Tja dann war noch jede Menge Sport und Vergnügen. Manch einem bereitete der Morgenlauf um 7.00 Uhr nicht ganz so viel Vergnügen. Aber wenn man erst mal oben am Möserner See angekommen war und dann im Mondenschein die ein oder andere Runde laufen durfte war alle Müdigkeit vergessen. Andere wiederum hatten ihr Highlight beim Küchendienst. Nudeln kochen hört sich ja erst mal locker an, aber für 35 hungrige Fressmaschinen satt zu kriegen ist ne echte Aufgabe. In Leutasch gab es ein Schwimmbad. Dort durften wir jeweils auf zwei 25m-Bahnen unsere Schwimmform pflegen. Die Auslastung war anfangs kritisch, regulierte sich aber ziemlich schnell auf ein verträgliches Maß. Eigentlich hatten alle vom Skilaufen so schwere Arme, dass sich das gewohnte Wassergefühl nicht einstellen wollte...."fühlt sich irgendwie taub an" war Normans Kommentar. Einige fürchteten wohl auch dass die schönen bunten Tapes im Wasser abgehen könnten. Ach ja, und Skilaufen war ja auch noch...2 mal täglich. Die ersten 3 Tage war klassisch angesagt. Dann Skiwechsel und Skaten. Das Spektrum reichte von Anfänger bis Profi. Einige Papparazzi hatten sich in die Gruppe eingeschlichen und postierten sich vorzugsweise mit Kamera an den Stellen, wo eher ungeübte Sportler Gleichgewichtsprobleme hatten. Die Ergebnisse wurden an den "Hüttenabenden" über den Beamer dem dankbaren Publikum präsentiert. Es entwickelte sich im Laufe der Zeit zu regelrechten Comedy-Events.

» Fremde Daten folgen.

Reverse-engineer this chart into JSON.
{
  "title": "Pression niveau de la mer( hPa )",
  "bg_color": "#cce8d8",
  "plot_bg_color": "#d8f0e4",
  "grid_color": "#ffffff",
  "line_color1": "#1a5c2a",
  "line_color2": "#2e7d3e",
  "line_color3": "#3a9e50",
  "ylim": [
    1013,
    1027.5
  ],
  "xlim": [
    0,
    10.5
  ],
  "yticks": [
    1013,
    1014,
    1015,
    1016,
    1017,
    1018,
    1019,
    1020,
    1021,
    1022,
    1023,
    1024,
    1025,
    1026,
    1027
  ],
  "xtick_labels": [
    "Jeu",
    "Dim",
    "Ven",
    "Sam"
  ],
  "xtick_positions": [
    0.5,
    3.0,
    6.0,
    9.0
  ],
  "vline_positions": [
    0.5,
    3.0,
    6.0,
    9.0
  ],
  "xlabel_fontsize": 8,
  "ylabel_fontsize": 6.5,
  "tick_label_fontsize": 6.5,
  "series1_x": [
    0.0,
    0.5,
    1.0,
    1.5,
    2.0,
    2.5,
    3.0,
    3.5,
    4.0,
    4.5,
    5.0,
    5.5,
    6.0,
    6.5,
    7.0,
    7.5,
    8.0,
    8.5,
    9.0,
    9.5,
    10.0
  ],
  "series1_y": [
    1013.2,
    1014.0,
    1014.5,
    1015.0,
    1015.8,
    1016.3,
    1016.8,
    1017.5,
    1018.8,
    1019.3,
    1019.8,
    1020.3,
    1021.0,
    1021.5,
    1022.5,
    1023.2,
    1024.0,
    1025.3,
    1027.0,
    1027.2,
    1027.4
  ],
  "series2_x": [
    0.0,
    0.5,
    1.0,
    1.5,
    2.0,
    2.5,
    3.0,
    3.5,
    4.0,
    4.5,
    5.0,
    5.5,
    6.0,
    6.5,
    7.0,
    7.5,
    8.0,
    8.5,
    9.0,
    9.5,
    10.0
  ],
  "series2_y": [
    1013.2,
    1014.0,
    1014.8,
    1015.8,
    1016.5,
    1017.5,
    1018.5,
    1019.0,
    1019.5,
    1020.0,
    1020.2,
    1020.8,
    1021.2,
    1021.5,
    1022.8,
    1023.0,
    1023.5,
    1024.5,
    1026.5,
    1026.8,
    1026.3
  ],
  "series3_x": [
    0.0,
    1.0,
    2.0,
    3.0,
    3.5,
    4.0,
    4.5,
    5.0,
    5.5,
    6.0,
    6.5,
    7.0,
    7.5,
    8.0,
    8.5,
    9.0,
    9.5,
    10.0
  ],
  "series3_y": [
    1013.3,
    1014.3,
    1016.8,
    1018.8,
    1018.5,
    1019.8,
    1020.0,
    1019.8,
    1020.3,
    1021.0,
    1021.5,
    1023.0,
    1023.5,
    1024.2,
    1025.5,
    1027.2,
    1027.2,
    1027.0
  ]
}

Es war ne schöne Zeit und wir hatten jede Menge Spaß zusammen mit unseren Cottbusser Freunden. Beim Abschied am Cottbusser Hbf musste schon ein kleines Tränchen verdrückt werden. Umso mehr freuen wir uns auf ein Wiedersehen bei den kommenden Wettkämpfen und natürlich im nächsten Winter!